Co-expression of MSLN and CA125 in Breast Cancer
The expression of MSLN was positive in carcinoma cells in 75 (15.7%) out of 478 breast cancer specimens, while the expression of CA125 was positive in 217 (45.4%) out of 478 specimens and in 48 (64.0%) out of 75 MSLN-positive specimens. Among 403 MSLN-negative cases, the expression of CA125 was positive in 169 cases and negative in 234. A correlation was observed between the expression of MSLN and CA125 (P = 0.0004) (Table 2).
The positive expression of MSLN correlated with the pathological T factor (P = 0.030), triple-negative subtype (P < 0.0001), NG3 (P < 0.0001), a higher Ki-67 LI (P = 0.0004), and higher relapse rate (P = 0.048). The positive expression of CA125 also correlated with the subtype (P = 0.0028) and a higher relapse rate (P = 0.045) (Table 3).
The co-expression of MSLN and CA125 was detected in 48 cases (10.0%) and correlated with the pathological T factor (P = 0.049), triple-negative subtype (P < 0.0001), NG3 (P < 0.0001), a higher Ki-67 LI (P = 0.0008), and higher relapse rate (P = 0.0022) (Table 3).
Clinical Analysis
Figure 2 shows the survival curves of 478 patients stratified by the MSLN and CA125 expression status of tumors. The RFS rate was significantly lower in patients with breast cancer expressing MSLN or CA125 than in those with breast cancer not expressing MSLN or CA125. Moreover, the prognosis of the group showing the co-expression of MSLN and CA125 was the poorest. Cox’s univariate proportional hazards model analyses identified the pathological T factor, NG, lymphatic invasion, Ki-67 LI, and pathological N factor as significant risk factors for recurrence. Consistent with previous findings(24), the expression of MSLN was identified as a significant risk factor for recurrence (Hazard ratio (HR) 1.89, 95% confidence interval (CI) = 1.06-3.18, P = 0.0313). In the present study, the expression of CA125 was identified as a significant risk factor for recurrence (HR = 1.67, 95%CI 1.04-2.68, P = 0.0319), while its co-expression with MSLN was a significantly stronger risk factor (HR = 2.94, 95%CI 1.60-5.06, P = 0.0009).
In Cox’s multivariate analyses, to exclude the possible effects of confounding factors, the multivariate analysis was performed including age, the pathological T factor, NG, lymphatic invasion, Ki-67 LI, and the pathological N factor with the expression of MSLN, CA125, or MSLN and CA125. The co-expression of MSLN and CA125 was identified as an independent predictor of RFS in breast cancer patients (HR =1 .92, 95%CI 1.01-3.46, P = 0.0483) as well as the pathological T factor (HR = 2.26, 95%CI 1.31-4.08, P = 0.0032) and pathological N factor (HR = 2.45, 95%CI 1.43-4.28, P = 0.0009) (Table 4).
Figure 3 shows the survival curves of 333 patients with hormone receptor (HR)-positive, HER2-negative breast cancer stratified by the MSLN and CA125 expression status of tumors.
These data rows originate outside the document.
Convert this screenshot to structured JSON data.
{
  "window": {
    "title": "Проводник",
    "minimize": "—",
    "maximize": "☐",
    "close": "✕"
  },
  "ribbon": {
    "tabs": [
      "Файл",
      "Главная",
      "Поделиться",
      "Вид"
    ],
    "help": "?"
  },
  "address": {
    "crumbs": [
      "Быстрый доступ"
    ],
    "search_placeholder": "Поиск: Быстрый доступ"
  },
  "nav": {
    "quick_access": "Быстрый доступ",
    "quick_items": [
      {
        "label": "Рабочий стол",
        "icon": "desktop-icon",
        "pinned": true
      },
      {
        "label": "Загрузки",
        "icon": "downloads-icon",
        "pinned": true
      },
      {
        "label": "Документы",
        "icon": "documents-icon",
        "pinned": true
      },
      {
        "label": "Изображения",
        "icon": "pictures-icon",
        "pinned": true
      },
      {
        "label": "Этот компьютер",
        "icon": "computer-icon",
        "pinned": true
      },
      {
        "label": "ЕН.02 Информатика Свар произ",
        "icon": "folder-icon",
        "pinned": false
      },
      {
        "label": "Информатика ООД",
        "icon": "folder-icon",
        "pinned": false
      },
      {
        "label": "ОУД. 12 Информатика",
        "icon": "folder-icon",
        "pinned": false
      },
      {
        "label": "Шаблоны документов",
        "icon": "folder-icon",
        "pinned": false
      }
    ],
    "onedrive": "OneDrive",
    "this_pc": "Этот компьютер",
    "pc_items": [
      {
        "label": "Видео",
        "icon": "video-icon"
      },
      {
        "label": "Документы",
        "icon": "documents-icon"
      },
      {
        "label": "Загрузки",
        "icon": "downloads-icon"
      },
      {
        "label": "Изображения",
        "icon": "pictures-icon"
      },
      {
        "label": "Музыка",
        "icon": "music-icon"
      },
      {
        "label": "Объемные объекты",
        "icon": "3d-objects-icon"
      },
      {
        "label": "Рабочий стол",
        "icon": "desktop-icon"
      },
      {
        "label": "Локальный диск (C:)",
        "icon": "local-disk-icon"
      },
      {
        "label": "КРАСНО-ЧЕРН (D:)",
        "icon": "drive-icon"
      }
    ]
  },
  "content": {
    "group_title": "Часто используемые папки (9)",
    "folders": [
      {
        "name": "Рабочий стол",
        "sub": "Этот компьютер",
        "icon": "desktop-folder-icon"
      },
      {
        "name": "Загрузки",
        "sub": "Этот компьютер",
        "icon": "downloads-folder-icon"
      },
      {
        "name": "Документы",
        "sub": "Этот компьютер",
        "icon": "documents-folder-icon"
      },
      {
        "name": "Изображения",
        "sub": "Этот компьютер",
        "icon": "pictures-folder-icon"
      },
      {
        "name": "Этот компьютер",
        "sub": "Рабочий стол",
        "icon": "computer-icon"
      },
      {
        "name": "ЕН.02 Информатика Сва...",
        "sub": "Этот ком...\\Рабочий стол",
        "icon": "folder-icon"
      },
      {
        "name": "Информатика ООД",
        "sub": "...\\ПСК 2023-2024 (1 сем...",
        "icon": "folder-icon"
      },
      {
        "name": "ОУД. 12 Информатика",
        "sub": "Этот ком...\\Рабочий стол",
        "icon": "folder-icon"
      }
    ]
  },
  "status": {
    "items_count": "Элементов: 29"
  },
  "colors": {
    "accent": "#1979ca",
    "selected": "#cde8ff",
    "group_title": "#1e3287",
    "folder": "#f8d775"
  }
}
The RFS rate was significantly lower in patients with breast cancer expressing MSLN than in those with breast cancer not expressing MSLN (P = 0.0021). In contrast, the RFS rate was slightly lower in patients with breast cancer expressing CA125 than in those with breast cancer not expressing CA125 (P = 0.057). The prognosis of the group with the co-expression of MSLN and CA125 was the poorest. Cox’s univariate and multivariate analyses were performed on 333 luminal-type cases (Table 5). The expression of MSLN was identified as a significant risk factor for recurrence (HR 3.16, 95%CI 1.36-6.54, P = 0.010). In luminal-type patients, the expression of CA125 was not a significant risk factor for recurrence (HR = 1.80, 95%CI 0.97-3.37, P = 0.0606); however, its co-expression with MSLN and CA125 was identified as a significant risk factor (HR = 5.00, 95%CI 1.87-11.2, P = 0.0027). In the multivariate analysis, the expression of MSLN and its co-expression with CA125 were independent predictors of RFS in luminal-type breast cancer patients (Table 5).